The oil spill is damaging oysters as well, though the damage isn't as apparent, according to the National Resources Defense Council.
"The limited data available shows elevated levels of two metals, nickel and vanadium, in oyster samples taken near the most contaminated areas," Miriam Rotkin-Ellman, an environmental scientist with the NRDC, said in a blog post. "This is consistent with what has been found after previous oil spills and the relative abundance of these metals in crude oil."
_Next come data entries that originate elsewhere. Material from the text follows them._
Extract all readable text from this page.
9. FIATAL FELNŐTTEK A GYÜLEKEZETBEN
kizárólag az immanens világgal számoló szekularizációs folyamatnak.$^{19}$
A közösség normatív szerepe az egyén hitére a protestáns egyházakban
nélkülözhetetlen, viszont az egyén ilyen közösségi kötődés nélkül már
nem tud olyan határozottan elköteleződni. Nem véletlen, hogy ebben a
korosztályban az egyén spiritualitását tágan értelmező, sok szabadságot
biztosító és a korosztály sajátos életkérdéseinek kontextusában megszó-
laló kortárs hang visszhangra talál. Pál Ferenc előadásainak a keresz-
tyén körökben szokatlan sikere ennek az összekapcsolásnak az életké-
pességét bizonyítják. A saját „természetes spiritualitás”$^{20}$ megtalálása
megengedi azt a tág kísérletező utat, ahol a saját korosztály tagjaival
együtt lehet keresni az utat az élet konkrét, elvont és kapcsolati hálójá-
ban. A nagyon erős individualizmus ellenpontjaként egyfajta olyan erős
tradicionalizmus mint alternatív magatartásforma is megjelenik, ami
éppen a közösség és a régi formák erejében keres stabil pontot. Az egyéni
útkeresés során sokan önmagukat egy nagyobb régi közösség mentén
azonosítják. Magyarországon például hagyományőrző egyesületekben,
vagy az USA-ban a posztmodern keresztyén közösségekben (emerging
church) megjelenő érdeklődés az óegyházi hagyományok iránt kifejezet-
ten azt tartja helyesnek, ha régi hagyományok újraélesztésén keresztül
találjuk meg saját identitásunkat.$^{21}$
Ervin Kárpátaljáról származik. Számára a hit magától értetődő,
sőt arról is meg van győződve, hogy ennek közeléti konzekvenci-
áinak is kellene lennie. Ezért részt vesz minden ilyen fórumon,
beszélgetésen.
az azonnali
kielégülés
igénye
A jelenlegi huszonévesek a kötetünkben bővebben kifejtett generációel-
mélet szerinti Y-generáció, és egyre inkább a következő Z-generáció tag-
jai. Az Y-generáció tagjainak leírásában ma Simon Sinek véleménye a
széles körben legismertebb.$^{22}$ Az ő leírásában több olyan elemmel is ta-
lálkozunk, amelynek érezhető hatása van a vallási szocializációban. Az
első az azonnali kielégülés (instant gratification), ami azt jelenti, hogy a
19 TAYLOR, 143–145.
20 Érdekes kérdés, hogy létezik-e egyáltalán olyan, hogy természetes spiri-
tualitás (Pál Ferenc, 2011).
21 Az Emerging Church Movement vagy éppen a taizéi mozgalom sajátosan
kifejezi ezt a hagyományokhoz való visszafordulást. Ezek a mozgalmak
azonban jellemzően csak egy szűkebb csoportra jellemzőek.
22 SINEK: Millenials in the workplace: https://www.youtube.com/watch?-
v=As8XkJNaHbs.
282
Excess levels of nickel in the human body are linked to cancer, according to a 2003 study. Vanadium is considered extremely toxic, and is linked to liver failure and neurological problems, according to a 2007 study.
Cowan said he will continue to study fish in the Gulf and noted it could be a long time before the problem is solved. "We think this is a problem that will persist for as long as the oil is stored on the seafloor," he said.